Alexa Saavedra, Strategic Communications Coordinator

The Alamo Colleges District Board voted Tuesday to grant President Emeritus status posthumously to Dr. Clarence Windzell Norris Sr. with recognition and appreciation for 30 years of dedicated service at St. Philip’s College.

Artemisia Bowden, who served as President of St. Philip’s College from 1902 to 1952, selected Norris as Assistant Dean and Instructor of education, sociology and Spanish in 1943. During her time at the helm, Bowden had to overcome many obstacles due to the effects of The Depression. As a result, the college ceased to function as a private institution and was transferred to the San Antonio Independent School 

District and later to the San Antonio Union Junior College, today known as Alamo Colleges District. The transition led to Ms. Bowden’s title change from President to Dean.

Norris went on to serve as Dean of Faculty (1946-1954) and took over as Dean of the College when Ms. Bowden retired in 1954. He served as Dean until 1969, after stepping down, Dr. Norris returned to the classroom to teach Sociology from 1969 to 1974. This decision was a reflection of the times – African Americans were not afforded a high level of respect and recognition as leaders in the segregated South.

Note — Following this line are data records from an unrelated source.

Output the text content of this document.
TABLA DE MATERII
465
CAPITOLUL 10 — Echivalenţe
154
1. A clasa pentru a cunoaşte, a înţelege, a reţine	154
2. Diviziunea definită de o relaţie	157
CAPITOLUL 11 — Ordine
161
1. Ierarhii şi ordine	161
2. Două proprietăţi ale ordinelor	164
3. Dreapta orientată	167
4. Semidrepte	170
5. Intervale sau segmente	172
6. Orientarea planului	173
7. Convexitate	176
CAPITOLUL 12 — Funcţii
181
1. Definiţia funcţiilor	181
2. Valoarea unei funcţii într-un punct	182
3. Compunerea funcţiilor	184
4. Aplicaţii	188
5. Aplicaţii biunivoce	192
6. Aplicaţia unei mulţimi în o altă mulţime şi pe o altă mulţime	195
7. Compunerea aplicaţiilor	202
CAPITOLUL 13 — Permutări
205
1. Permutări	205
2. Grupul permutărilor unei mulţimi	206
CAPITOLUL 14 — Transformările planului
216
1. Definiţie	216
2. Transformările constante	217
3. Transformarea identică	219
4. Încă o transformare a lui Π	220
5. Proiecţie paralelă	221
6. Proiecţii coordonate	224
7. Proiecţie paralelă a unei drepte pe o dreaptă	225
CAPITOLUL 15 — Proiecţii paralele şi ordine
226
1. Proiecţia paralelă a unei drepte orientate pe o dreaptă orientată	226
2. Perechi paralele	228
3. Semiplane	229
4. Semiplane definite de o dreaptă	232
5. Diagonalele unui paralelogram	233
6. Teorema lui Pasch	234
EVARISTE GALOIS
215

“The awarding of president emeritus status is a reflection of the Alamo Colleges District Chancellor and Board of Trustee’s efforts to correct a historical injustice and recognize the true leadership role and contributions of Dr. Norris,” explained SPC President Dr. Adena Williams Loston. “I am honored to serve as president with such a respectful and thoughtful Board of Trustees.”

During a period in San Antonio’s segregated history, SPC’s founding president Saint Artemisia Bowden was stripped of her title and relegated to the title of “dean.” This continued through her retirement and the appointment of Dr. Norris as her predecessor. In 2015, the Board restored her title, bestowing President Emeritus status in perpetuity. The same year, Bowden was named a holy woman by the Episcopal Church.

Dr. Norris was named Dean Emeritus upon his retirement in 1975 and a building was named in his honor. On Tuesday, the Board also voted to rename the Norris Technical Building to the Clarence Windzell Norris Building. The building was built in 1970 and originally completed with three floors, a fourth-floor was added in 1972.

For decades, the building has not reflected its name in hosting technical programs, rather, has housed the Reading and English departments, Instructional Technology (IT) and Information, Communication Technology department, Learning Lab, Reading Lab, Tutoring and Technology Center (TNT) and the Rose R. Thomas Writing Center.

“The facility extends Dr. Norris' vision for learning, reading and writing by being the home of the Communications & Learning Department. Students enhance and embrace the power of the written and spoken word to develop critical writing, speaking, and language skills necessary to be successful in the 21st century,” said Dr. Diane Gavin Chair of Communications & Learning Department.

In 2017, the building was earmarked for an extensive renovation as part of the District’s $450 million bond program approved by Bexar County voters. In January 2020, the college hosted a “Topping Out” ceremony to celebrate the raising of the last beam on the project. Completion is expected in time for Fall 2020 semester. The revitalized building will continue to dedicate its space to providing students with state-of-the-art labs and flexible learning areas including informal collaborative spaces, interactive displays and innovative learning tools.

A ceremony to celebrate the renaming of the Norris Building will occur upon completion of project.